In the book’s appendix, Pence reprints several documents that emphasize different aspects of his public service. There is his 2016 Republican convention speech, in which he hailed Trump as both an “uncalculating truth-teller” and “his own man, distinctly American”; his 2016 State of the State of Indiana address; his letter to Congress on Jan. 6, 2021, in which he stated that the vice president’s role in certifying an election is “largely ceremonial”; and his letter to then-Speaker Nancy Pelosi, six days after the attack on the Capitol, refusing to invoke the Constitution’s 25th Amendment to remove Trump from office. Pence also adds two texts in which he takes special pride, and which I imagine him citing in any future presidential run.

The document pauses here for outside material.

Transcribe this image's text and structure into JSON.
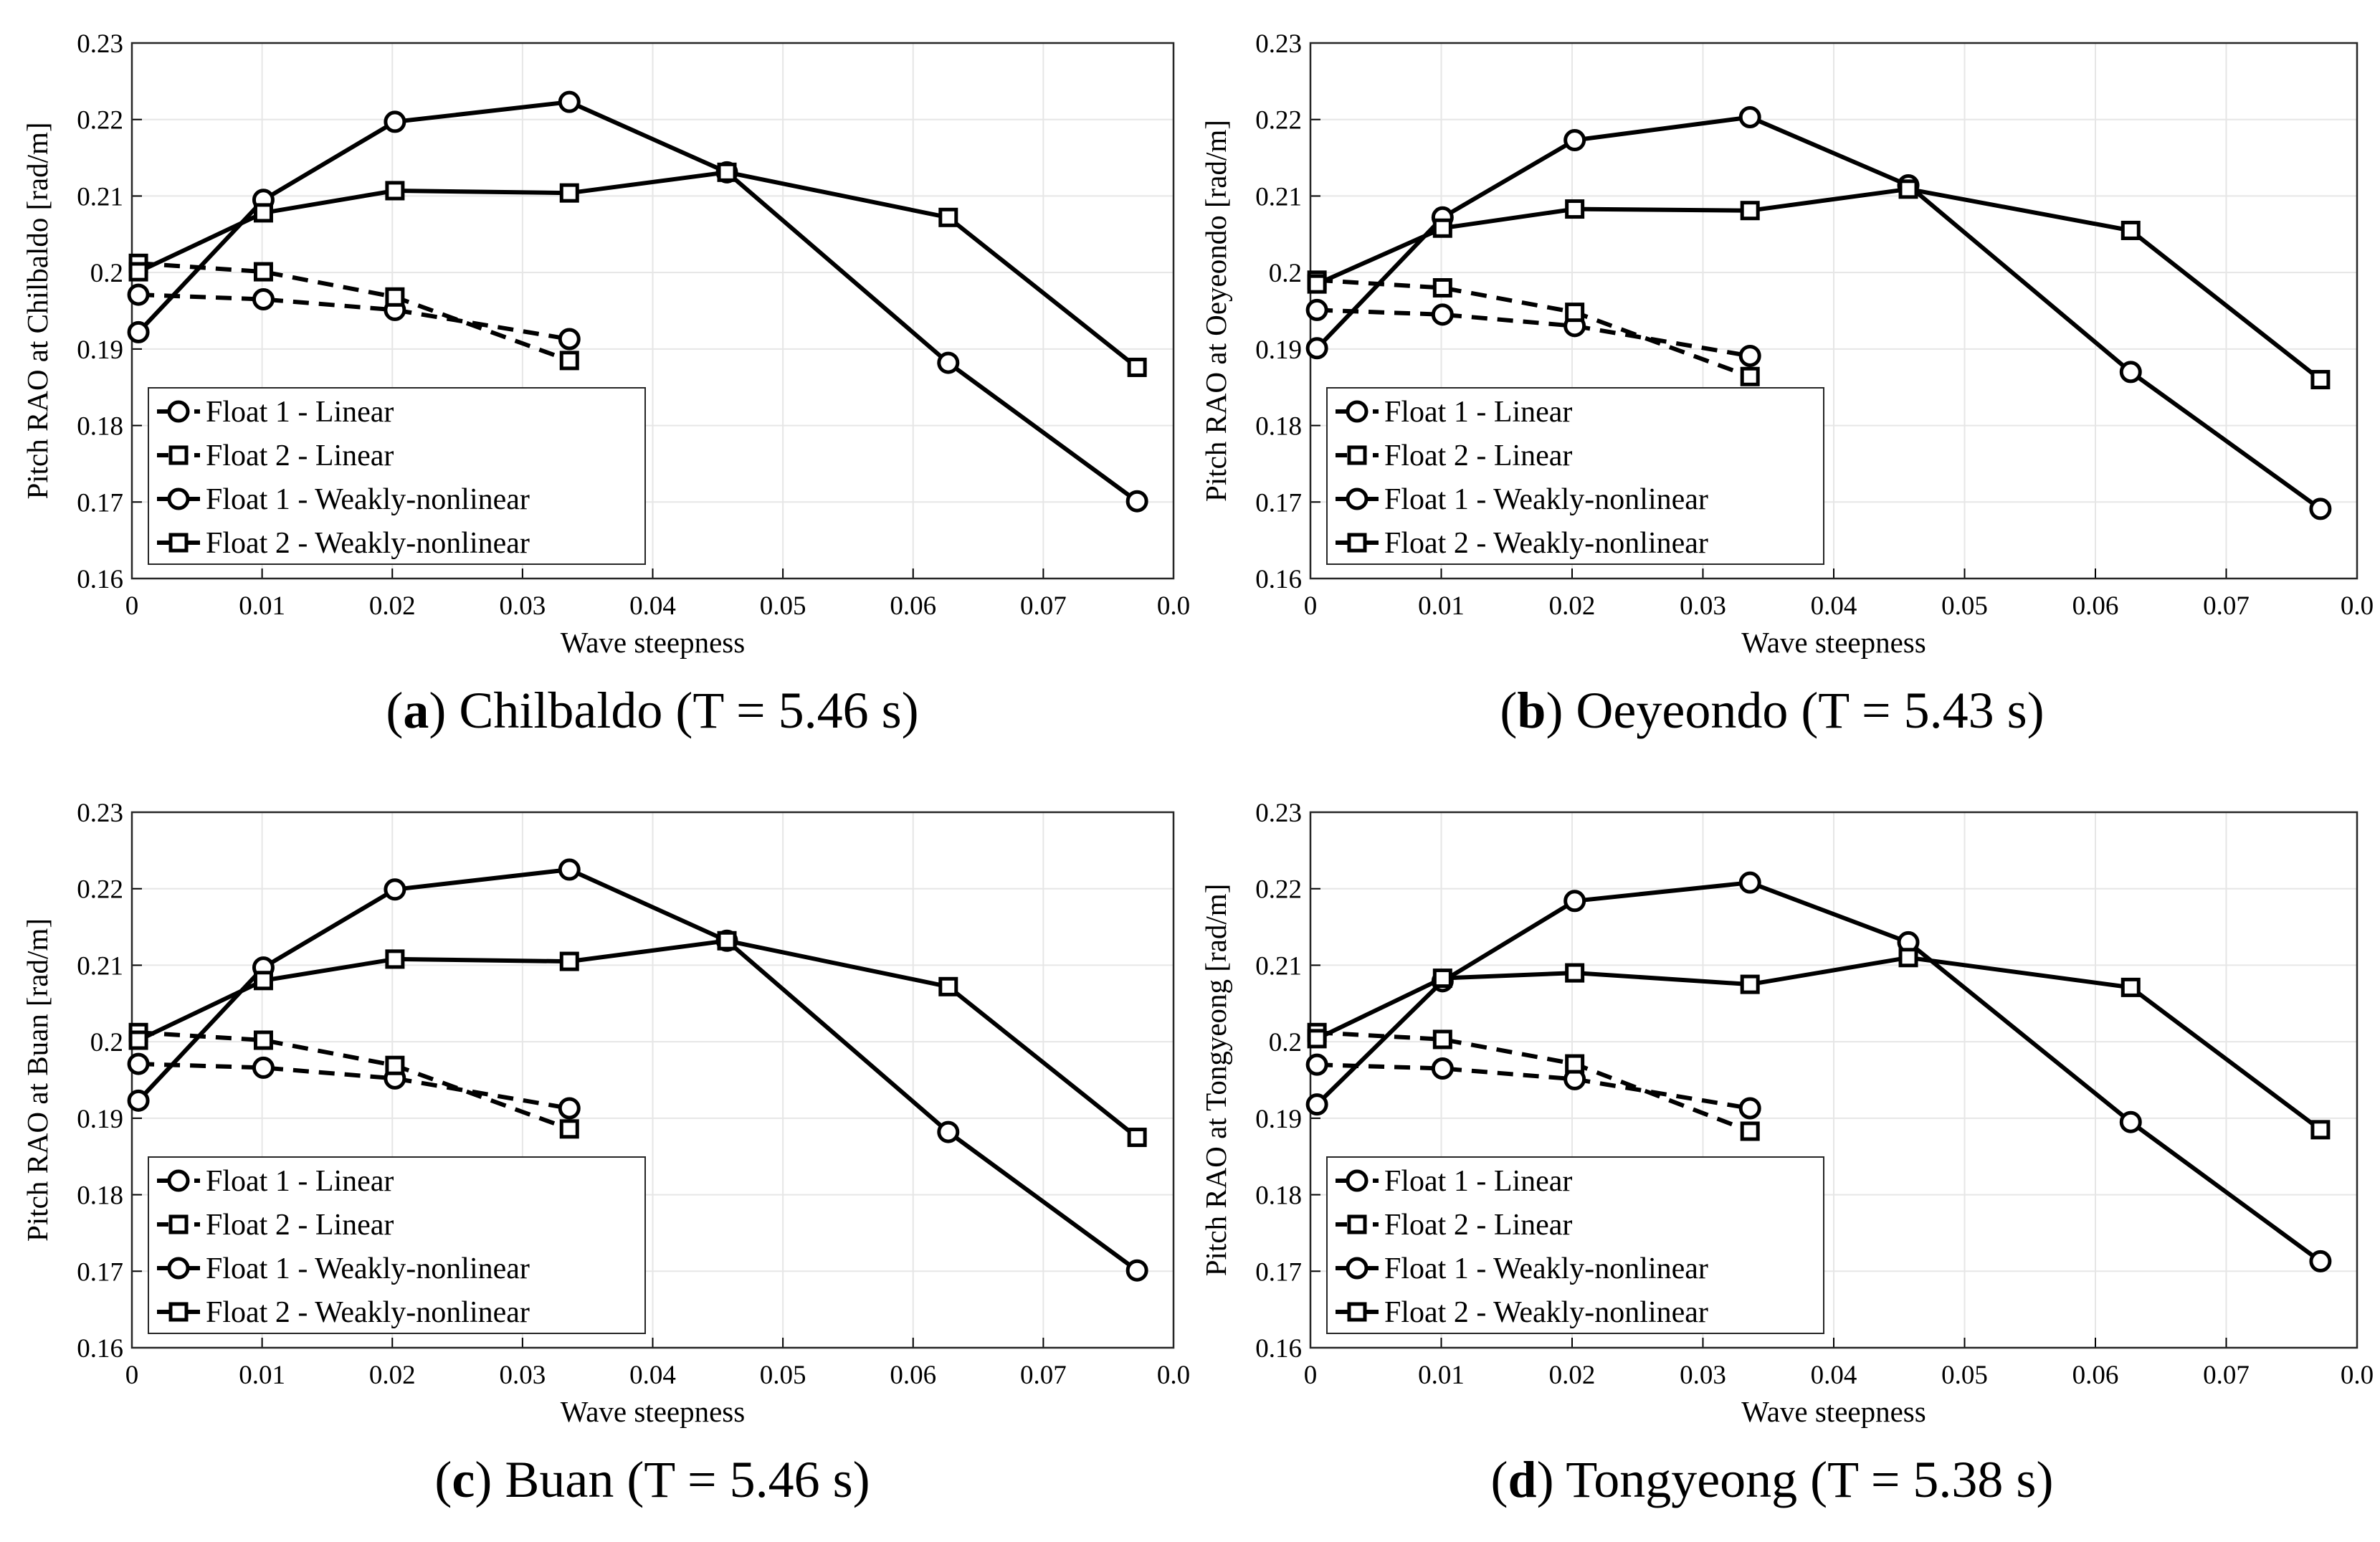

First is an essay titled “Confessions of a Negative Campaigner,” which Pence published in 1991 after his second failed run for Congress. “It is wrong, quite simply, to squander a candidate’s priceless moment in history, a moment in which he or she could have brought critical issues before the citizenry, on partisan bickering,” Pence wrote. He was describing himself, with regret. The second is a speech that Pence, then representing Indiana’s Sixth Congressional District, delivered at Hillsdale College in 2010. “You must always be wary of a president who seems to float upon his own greatness,” Pence declared. He was describing the Obama presidency, with disdain. The president, he wrote, “does not command us; we command him. We serve neither him nor his vision.” Pence warned that “if a president joins the power of his office to his own willful interpretation, he steps away from a government of laws and toward a government of men.”

These documents provide an apt coda to Pence’s vice presidency. One day, he may use them to distinguish himself from his president and his friend, to try to show that Pence, too, can be his own man. For now, he does not make the obvious connection between the sentiments in his essay and speech and his experience campaigning and governing alongside Donald Trump. Or if he does, he is calculating enough to keep it to himself.

After all, Mike Pence was there to serve.